Türkiye has been home to many civilizations across the millennia. In addition to being ruled by the Hittites and Romans, it also has some of the oldest settlements in the world. This results in Türkiye being a very fruitful country for archaeologists. Recent excavations across Türkiye have continued to yield new archaeological treasures, including a lost underground city and several churches. Göbeklitepe, located near the Syrian border, continues to make the news even after years of excavations. Its latest news is the discovery of a pictogram that might be the oldest in the world. The site, which could be 12,000 years old, consists of massive Tshaped pillars with animal reliefs arranged in a circle. At the moment, it is commonly identified as a religious site. Since little evidence of human habitation has been found, it seems to have been built by huntergatherers. While this would revolutionize our understanding of history, there is still much more to learn from future research.

Recent excavations in the famous region of Cappadocia have added to its archaeological wealth. Situated in central Türkiye, it has unique geological features, including soft volcanic rock that is easily carved. This allowed for a large number of underground cities and rock-hewn churches to be built across several millennia. An underground city, dating back as early as 3000 BC, was discovered during a construction project underneath a Byzantine fortress in Nevşehir. It could end up rivalling the largest underground city in nearby Derinkuyu which once housed as many as 20,000 people.

Yet the latest news coming out of Cappadocia is the discovery of another rock hewn church. While the excavation has just started, the church seems to date to around the 5th century AD, making it one of the oldest in the region. Like many other Cappadocian churches, it has a wide variety of vibrant frescoes. Some of these frescoes, though, have unique scenes, such as the ascension of Christ and the punishment of the wicked. The site is likely to yield more frescoes since it has only been partially uncovered.

There are also several other recently discovered early Christian sites in Türkiye. One noteworthy example is a 4th century Roman basilica found in Nicaea (now known as Iznik), the location of the first Christian ecumenical council held in 325. Discovered in 2014, excavations of the basilica require divers since it is completely submerged a few meters away from the lake shore.
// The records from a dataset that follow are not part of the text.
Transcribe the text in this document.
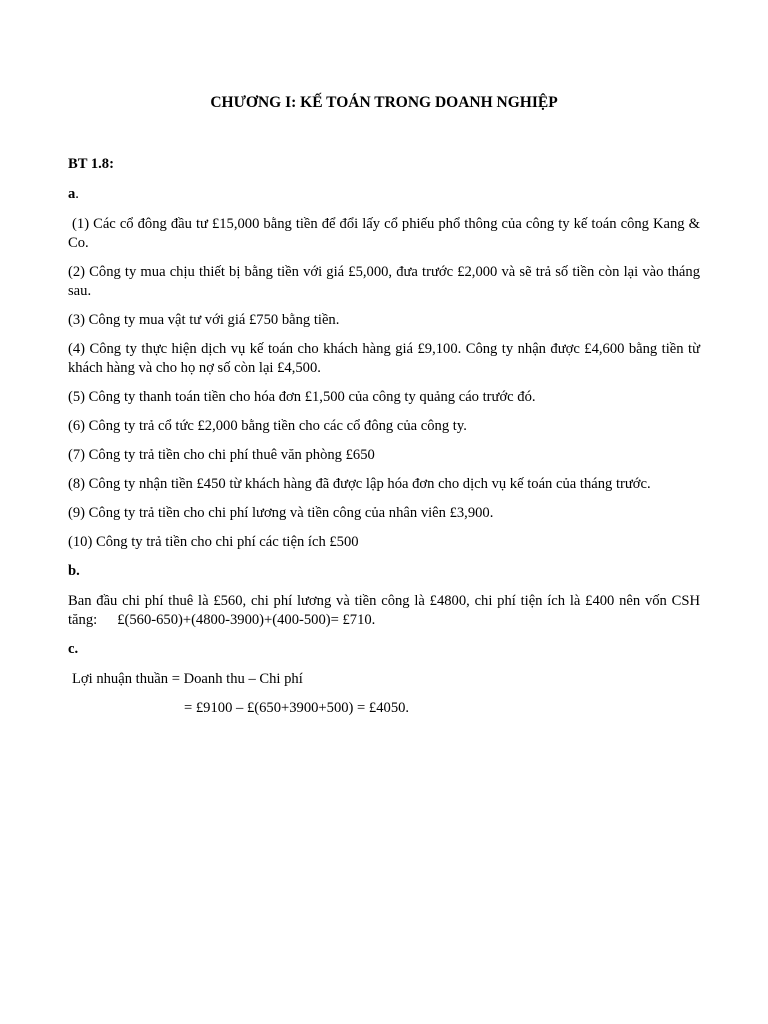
CHƯƠNG I: KẾ TOÁN TRONG DOANH NGHIỆP
BT 1.8:
a.
(1) Các cổ đông đầu tư £15,000 bằng tiền để đổi lấy cổ phiếu phổ thông của công ty kế toán công Kang & Co.
(2) Công ty mua chịu thiết bị bằng tiền với giá £5,000, đưa trước £2,000 và sẽ trả số tiền còn lại vào tháng sau.
(3) Công ty mua vật tư với giá £750 bằng tiền.
(4) Công ty thực hiện dịch vụ kế toán cho khách hàng giá £9,100. Công ty nhận được £4,600 bằng tiền từ khách hàng và cho họ nợ số còn lại £4,500.
(5) Công ty thanh toán tiền cho hóa đơn £1,500 của công ty quảng cáo trước đó.
(6) Công ty trả cổ tức £2,000 bằng tiền cho các cổ đông của công ty.
(7) Công ty trả tiền cho chi phí thuê văn phòng £650
(8) Công ty nhận tiền £450 từ khách hàng đã được lập hóa đơn cho dịch vụ kế toán của tháng trước.
(9) Công ty trả tiền cho chi phí lương và tiền công của nhân viên £3,900.
(10) Công ty trả tiền cho chi phí các tiện ích £500
b.
Ban đầu chi phí thuê là £560, chi phí lương và tiền công là £4800, chi phí tiện ích là £400 nên vốn CSH tăng: £(560-650)+(4800-3900)+(400-500)= £710.
c.
Lợi nhuận thuần = Doanh thu – Chi phí
= £9100 – £(650+3900+500) = £4050.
The local government has plans to make the site an underwater museum.

Istanbul also has its share of noteworthy archaeological sites. One of these is Küçükyalı ArkeoPark, located on its Asian side near the Marmara coast. For years it was thought to be a Byzantine palace, but recent excavations have led to its identification as a monastery built in the 9th century. It is now an archaeological park, open for tours, educational field trips and various activities for the community. Among the newest excavation sites in Istanbul is the nearby Dragos Bath. Preliminary research suggests it was a complex consisting of a church, a bath and a residence dating back to Late Antiquity.

All of these excavations have revealed more about Türkiye’s long, complex history. Yet this is only the beginning, as there are many other sites that continue to be discovered and excavated across the country every year. As archaeologists continue their excavations, it is certain that much more will be discovered in Türkiye in the future.